But there's a comment explicitly pointing that out and the name
"SetShareOfWeightSoFar" further highlights it.
(There would be no need for "SoFar" if the sum was the final one.)

I don't feel strongly about it though, leaving 'runningWeightSum'
is fine if you still think the code would be misread without it.
Perhaps in that case we should add a temp for the uses after the
loop when it's final? eg:
  const auto weightSum = runningWeightSum;

(If we can't eliminate SetShareOfWeightSoFar altogether that is.)
(In reply to Mats Palmgren (:mats) from comment #10)
> I don't see why we need the SetShareOfWeightSoFar stuff. We're looping
> over the items twice anyway so could the first loop just calculate the
> sums and the second calculate each item's size directly?

If we did it the way you suggest, it would indeed be clearer & more direct, but it'd be less guaranteed-to-distribute-exactly-all-of-the-free-space.  It would only work **if** we could guarantee that the following equation holds for all possible flex values:
 flex1/totalFlex + flex2/totalFlex + ...  + flexN/totalFlex == 1.0
(where totalFlex = flex1 + flex2 + ... + flexN)

The problem is, we can *not* guarantee that, with float math, because we may lose some precision when we calculate totalFlex.

For a concrete example, suppose we have 1000000px to distribute, and we have one flex item with "flex: 999999" and one flex item with "flex: 1".

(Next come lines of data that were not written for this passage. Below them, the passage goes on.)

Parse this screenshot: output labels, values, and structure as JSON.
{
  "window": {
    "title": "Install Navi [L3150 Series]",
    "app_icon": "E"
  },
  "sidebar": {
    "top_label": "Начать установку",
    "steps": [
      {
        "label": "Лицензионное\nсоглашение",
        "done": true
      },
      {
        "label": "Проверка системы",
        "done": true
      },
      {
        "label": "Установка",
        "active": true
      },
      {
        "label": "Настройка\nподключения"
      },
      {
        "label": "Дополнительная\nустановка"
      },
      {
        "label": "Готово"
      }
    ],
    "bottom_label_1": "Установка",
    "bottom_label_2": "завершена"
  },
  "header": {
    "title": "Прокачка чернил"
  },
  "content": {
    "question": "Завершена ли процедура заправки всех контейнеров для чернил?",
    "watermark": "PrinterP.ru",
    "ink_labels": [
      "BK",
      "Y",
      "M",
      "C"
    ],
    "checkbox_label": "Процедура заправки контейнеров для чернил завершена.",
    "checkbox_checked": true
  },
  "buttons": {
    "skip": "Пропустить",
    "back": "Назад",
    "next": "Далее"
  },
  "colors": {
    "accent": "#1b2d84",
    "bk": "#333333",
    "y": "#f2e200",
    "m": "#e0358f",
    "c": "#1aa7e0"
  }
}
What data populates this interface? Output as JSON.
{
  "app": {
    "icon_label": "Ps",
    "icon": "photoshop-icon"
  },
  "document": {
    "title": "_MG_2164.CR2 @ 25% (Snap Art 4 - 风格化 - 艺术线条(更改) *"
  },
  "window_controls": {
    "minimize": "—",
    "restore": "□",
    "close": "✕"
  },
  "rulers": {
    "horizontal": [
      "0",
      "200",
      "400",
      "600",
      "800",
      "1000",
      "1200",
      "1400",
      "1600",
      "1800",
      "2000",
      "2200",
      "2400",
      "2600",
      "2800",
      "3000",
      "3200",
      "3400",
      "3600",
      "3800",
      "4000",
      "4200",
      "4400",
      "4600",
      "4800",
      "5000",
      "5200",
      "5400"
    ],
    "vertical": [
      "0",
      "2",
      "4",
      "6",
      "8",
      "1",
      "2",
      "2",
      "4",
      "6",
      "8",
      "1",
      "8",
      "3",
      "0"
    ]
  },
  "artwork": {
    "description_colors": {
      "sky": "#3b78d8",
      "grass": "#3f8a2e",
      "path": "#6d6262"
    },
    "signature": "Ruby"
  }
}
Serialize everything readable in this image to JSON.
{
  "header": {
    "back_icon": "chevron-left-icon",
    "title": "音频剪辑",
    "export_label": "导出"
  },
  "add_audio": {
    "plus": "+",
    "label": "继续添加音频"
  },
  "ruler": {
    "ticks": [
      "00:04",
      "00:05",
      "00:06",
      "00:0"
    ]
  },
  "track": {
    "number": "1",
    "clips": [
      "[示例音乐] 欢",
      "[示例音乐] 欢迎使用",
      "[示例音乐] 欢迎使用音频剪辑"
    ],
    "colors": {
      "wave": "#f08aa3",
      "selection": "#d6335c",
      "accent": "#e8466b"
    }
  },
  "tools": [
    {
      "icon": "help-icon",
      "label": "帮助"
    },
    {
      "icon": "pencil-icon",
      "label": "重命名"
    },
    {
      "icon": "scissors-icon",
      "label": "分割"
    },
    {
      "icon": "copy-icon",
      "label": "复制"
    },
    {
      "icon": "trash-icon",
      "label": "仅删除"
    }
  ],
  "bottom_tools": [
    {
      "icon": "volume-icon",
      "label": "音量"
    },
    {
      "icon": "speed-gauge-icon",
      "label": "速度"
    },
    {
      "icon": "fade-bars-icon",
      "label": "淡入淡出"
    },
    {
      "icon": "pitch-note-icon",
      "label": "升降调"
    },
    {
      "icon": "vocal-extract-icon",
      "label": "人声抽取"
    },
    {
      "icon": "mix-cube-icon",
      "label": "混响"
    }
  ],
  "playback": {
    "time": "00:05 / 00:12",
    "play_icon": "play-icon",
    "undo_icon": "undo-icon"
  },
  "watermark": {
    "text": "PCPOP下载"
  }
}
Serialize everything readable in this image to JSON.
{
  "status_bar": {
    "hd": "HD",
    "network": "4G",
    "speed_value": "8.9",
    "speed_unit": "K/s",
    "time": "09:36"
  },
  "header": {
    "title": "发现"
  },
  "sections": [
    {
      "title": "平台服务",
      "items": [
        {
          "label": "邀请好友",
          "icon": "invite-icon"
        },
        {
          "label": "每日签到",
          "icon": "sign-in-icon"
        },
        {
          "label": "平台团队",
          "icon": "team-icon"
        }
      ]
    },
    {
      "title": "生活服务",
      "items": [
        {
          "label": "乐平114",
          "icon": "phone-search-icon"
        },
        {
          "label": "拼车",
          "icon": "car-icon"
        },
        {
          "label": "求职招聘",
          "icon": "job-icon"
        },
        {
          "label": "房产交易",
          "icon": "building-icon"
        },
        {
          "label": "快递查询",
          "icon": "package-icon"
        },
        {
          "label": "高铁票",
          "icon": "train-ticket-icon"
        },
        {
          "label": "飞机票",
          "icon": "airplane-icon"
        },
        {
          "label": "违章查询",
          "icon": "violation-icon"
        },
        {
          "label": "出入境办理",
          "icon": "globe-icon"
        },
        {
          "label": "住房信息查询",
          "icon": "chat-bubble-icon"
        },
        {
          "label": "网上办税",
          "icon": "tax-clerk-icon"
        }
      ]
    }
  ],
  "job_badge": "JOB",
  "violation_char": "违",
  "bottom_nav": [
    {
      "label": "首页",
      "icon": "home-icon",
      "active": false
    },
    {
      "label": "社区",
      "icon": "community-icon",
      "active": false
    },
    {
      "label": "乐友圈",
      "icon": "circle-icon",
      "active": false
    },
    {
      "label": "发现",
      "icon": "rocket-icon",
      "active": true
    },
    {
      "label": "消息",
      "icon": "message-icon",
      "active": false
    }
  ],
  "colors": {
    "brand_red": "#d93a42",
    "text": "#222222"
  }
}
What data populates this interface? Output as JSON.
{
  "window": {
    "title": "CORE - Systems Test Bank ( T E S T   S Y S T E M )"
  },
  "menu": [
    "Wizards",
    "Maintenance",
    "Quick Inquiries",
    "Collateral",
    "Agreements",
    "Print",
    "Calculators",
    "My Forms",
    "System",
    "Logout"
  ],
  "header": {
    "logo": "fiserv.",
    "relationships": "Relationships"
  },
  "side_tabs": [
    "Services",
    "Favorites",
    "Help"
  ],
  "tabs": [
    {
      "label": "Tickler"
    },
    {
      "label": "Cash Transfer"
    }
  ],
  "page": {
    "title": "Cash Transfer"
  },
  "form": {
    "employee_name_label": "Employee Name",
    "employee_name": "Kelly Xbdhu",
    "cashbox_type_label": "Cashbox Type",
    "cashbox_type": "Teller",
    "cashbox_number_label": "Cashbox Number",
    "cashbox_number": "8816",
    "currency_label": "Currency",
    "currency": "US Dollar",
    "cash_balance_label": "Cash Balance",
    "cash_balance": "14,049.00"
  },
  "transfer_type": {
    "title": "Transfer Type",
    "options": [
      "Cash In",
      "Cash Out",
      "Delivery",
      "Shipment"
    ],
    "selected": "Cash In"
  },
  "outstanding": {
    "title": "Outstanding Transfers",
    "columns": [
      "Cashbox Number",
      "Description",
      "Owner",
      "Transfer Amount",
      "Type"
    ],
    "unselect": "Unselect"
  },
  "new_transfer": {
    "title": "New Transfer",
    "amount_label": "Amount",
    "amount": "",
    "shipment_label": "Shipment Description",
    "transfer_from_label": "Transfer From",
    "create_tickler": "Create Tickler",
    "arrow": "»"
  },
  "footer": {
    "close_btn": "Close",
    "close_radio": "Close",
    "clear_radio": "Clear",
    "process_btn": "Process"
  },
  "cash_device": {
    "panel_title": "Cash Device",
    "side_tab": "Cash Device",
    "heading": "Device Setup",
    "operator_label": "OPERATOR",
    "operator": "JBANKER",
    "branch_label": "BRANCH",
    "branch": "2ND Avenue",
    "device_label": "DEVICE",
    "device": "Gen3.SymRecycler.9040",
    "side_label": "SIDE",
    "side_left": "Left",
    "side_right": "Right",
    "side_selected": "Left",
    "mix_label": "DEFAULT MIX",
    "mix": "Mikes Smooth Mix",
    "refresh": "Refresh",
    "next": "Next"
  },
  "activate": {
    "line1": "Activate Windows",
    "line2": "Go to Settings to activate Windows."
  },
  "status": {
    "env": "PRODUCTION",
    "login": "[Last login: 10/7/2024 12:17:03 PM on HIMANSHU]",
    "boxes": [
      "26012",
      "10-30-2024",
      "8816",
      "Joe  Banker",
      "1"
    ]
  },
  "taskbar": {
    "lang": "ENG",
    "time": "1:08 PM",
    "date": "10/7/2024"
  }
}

There are a few possible outcomes here, depending on how we implement it:
 (A) first item ends up at 999999px, second at 1px  (ideal)
 (B) first item ends up at 1000000px, second at 0px (less ideal, but reasonable given float error)
 (C) first item ends up at 1000000px, second at 1px (BAD: The items overflow!!! We distributed too much width!)
 (D) first item ends up at 9999999px, second at 0px (BAD: we didn't distribute all of our space!)

The strategy you're suggesting could easily produce cases (C) and (D) as a result of float error, because when huge & small flex values are added, we'll lose some precision, and then when we give each item a share based on the (lossy) total value, we could end up over-distributing or under-distributing.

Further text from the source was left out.